While it may be easier and faster to delete work orders after they are completed, archiving work orders is a much better practice. From improving your shop floor performance to protecting your company and your work, archived work order data can be an invaluable resource for your business. Archiving a work order retains all information about it in the database, but moves it out of the work order list and into the archived work order list.
How to Use Archived Information
The stock reports that are created for archived work orders provide in-depth information about the history of each work order. You can use them to track machine use, scrap rates, rejected part rate, when programs were posted, when work orders completed, sheets used, total cutting time, and more.
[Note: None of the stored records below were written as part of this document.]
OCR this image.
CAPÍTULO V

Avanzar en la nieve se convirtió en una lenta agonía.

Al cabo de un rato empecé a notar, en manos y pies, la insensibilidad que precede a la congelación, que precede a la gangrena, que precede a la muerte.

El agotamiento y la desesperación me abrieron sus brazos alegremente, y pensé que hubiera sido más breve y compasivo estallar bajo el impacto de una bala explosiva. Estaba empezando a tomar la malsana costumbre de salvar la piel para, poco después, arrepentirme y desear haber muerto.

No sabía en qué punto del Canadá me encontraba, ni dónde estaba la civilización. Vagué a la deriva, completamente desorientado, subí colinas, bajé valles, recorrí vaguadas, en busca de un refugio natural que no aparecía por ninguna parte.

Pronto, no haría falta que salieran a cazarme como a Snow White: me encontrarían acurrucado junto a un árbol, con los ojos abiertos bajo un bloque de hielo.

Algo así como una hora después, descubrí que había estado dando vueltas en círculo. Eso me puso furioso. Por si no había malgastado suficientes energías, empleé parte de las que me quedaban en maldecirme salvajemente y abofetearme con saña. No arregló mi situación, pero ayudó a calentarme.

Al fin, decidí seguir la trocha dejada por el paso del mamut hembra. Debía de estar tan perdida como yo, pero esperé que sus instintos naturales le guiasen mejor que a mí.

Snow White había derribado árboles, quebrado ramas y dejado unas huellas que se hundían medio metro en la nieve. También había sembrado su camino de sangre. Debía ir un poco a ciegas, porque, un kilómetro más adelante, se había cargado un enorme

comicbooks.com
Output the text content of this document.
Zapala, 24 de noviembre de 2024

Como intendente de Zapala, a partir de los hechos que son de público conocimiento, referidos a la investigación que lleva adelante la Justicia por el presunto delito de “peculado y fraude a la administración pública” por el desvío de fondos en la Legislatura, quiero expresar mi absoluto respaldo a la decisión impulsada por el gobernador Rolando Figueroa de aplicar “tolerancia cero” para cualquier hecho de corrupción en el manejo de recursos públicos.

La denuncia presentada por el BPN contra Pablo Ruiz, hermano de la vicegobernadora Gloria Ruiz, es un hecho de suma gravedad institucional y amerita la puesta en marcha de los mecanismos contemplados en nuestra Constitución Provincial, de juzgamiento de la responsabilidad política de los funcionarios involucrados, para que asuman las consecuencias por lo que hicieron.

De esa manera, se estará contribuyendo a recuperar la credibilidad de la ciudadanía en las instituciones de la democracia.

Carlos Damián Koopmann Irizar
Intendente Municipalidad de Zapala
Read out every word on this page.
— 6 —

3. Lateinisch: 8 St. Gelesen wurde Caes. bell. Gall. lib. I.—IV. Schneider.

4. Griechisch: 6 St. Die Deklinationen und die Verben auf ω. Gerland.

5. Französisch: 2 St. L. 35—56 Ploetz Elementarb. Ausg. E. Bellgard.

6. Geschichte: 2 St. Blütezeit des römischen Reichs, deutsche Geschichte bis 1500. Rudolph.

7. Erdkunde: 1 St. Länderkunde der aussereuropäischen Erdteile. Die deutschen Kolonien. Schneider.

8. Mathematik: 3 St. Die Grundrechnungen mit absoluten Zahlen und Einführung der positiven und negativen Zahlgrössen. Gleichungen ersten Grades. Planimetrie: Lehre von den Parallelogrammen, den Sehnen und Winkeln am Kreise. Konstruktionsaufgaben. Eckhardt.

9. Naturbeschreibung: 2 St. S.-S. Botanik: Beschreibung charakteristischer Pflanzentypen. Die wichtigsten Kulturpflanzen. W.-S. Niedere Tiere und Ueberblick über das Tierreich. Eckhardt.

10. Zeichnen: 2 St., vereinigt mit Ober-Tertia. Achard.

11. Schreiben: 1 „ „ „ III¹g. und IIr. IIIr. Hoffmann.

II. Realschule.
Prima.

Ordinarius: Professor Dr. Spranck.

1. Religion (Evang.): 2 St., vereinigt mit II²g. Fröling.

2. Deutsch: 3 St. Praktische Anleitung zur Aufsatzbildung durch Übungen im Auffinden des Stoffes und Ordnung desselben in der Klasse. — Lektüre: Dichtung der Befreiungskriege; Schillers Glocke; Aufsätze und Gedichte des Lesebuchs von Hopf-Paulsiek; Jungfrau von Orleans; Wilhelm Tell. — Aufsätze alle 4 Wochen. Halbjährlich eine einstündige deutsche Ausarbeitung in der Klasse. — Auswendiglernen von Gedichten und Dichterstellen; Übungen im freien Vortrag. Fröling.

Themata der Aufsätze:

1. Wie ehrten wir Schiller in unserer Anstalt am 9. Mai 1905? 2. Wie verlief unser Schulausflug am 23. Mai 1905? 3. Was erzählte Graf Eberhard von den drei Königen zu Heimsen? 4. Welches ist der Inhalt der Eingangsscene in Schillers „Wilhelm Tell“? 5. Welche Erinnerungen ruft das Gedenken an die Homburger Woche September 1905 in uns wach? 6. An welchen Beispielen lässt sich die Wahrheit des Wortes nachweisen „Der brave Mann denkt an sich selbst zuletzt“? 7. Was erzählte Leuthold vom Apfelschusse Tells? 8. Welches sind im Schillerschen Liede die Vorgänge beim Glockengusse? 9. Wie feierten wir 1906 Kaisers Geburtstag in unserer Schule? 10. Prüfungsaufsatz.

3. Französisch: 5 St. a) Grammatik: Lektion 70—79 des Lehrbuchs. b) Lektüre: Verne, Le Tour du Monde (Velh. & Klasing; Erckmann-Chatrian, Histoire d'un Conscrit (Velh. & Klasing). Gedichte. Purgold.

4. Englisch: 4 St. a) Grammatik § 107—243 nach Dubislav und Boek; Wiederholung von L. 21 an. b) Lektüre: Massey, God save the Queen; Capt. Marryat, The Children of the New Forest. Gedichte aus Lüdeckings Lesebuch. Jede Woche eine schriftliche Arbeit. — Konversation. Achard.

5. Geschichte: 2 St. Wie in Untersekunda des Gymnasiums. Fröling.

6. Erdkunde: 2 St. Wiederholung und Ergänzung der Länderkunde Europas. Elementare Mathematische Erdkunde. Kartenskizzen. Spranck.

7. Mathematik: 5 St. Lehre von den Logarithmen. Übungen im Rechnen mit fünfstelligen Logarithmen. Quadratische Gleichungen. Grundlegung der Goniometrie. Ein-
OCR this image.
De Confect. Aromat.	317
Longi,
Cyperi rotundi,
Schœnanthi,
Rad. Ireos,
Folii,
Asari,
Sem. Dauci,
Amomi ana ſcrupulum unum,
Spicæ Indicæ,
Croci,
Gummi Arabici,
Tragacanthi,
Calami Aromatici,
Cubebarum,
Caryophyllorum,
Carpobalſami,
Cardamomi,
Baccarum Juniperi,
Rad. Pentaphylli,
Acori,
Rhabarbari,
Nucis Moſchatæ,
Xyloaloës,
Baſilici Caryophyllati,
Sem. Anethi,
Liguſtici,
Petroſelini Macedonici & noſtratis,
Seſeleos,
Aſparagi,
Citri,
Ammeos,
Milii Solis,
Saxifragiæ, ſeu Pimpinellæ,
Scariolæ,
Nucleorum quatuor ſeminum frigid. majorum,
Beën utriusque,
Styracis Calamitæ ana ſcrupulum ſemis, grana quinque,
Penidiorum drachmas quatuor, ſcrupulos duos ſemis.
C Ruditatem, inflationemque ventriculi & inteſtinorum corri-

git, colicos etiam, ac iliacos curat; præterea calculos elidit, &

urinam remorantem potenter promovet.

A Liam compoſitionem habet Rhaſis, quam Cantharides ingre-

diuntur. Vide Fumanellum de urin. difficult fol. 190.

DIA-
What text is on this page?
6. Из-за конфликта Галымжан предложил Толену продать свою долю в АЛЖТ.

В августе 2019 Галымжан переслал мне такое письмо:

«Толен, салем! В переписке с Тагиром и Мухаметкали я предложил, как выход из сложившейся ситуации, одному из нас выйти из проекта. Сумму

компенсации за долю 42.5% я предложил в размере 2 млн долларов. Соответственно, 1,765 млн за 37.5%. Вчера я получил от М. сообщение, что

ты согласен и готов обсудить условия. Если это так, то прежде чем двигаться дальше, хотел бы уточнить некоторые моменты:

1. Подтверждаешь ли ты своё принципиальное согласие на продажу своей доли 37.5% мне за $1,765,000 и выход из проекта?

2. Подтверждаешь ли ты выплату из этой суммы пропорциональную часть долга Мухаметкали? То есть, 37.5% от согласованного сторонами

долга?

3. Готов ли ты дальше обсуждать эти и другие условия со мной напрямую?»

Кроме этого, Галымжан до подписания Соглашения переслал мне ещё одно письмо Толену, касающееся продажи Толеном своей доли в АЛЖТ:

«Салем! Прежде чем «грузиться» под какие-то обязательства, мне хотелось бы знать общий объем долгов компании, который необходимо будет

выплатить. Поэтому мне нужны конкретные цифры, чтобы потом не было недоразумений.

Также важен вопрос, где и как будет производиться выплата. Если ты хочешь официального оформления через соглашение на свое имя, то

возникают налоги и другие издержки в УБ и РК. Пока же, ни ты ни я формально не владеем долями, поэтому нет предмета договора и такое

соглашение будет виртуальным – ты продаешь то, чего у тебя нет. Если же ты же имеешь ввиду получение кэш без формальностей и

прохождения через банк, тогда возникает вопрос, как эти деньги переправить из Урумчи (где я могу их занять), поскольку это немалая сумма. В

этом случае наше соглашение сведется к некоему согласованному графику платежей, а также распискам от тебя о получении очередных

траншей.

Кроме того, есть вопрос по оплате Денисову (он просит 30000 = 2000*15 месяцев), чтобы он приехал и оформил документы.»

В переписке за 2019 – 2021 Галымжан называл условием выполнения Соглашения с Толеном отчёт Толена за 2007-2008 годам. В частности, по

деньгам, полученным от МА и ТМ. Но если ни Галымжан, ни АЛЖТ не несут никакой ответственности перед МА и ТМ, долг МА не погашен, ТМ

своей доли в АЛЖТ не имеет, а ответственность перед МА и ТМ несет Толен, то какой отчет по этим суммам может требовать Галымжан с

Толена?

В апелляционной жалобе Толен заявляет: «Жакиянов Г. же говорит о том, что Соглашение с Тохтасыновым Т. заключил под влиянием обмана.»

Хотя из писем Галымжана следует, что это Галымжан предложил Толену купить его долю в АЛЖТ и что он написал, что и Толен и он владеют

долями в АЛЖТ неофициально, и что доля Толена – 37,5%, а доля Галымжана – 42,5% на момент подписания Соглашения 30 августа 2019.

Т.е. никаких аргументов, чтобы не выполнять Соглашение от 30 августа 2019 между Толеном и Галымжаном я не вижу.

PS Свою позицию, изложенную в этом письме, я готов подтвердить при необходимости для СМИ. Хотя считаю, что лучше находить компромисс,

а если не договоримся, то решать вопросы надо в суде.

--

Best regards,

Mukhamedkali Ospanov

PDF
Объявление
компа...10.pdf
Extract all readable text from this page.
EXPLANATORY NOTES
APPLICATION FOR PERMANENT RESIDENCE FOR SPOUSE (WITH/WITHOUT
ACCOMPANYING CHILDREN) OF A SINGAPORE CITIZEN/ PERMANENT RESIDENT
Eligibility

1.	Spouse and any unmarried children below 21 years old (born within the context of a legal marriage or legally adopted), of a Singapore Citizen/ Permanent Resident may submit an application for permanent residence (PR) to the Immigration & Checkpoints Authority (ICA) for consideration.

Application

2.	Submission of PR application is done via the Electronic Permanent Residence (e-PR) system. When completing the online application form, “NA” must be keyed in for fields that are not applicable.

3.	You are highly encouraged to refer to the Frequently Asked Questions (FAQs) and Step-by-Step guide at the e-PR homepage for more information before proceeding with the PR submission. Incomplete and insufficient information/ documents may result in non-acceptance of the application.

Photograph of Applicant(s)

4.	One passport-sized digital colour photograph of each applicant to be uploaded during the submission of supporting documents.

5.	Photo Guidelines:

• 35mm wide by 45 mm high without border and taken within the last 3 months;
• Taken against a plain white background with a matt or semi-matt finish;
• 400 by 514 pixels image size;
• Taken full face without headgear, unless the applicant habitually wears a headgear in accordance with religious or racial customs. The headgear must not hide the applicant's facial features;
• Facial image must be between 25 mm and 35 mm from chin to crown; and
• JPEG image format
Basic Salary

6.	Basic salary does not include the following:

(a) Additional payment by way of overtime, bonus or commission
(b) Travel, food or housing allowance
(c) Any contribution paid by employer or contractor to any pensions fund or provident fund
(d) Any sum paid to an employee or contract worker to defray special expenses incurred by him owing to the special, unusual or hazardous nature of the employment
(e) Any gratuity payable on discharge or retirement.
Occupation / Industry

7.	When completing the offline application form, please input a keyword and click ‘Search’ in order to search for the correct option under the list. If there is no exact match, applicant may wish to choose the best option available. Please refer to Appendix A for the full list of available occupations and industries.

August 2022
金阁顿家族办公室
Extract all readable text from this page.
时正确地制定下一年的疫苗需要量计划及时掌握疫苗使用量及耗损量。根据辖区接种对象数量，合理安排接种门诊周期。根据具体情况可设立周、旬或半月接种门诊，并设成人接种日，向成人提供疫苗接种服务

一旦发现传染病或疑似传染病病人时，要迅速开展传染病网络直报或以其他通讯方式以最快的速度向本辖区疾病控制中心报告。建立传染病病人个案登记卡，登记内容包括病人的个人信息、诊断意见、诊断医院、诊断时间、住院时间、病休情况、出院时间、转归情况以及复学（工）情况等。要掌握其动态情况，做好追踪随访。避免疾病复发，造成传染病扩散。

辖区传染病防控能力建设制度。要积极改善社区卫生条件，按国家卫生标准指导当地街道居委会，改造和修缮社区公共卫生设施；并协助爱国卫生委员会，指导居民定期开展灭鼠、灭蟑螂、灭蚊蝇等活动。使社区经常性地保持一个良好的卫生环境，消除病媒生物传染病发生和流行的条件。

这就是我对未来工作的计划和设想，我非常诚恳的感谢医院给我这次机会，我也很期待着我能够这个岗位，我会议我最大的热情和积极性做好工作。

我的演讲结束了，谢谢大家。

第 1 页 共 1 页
All this information can be very useful when analyzing past shop performance and looking for ways to improve your shop floor process. For example, you can use the data to see when your busiest seasons are, so that you can adequately plan, stock, and staff for these times of the year.
Using Archives for Audits
In addition to ensuring part quality and customer satisfaction, work order archives can protect against business audits and potential lawsuits. By keeping a full history of parts produced, work orders processed, sheets consumed, and all other work order information, you can ensure that any and all relevant information is available to verify that correct processes and records were kept accurately.
For example, if your company is being audited, archived work orders can prove that the materials purchased were used for business expenses. If a part were to fail in use and cause injury, you can track how that part was produced all the way back to the sheet supplier by knowing which sheet that part was nested on and verifying that the sheet quality (as provided by your supplier) was up to spec as well.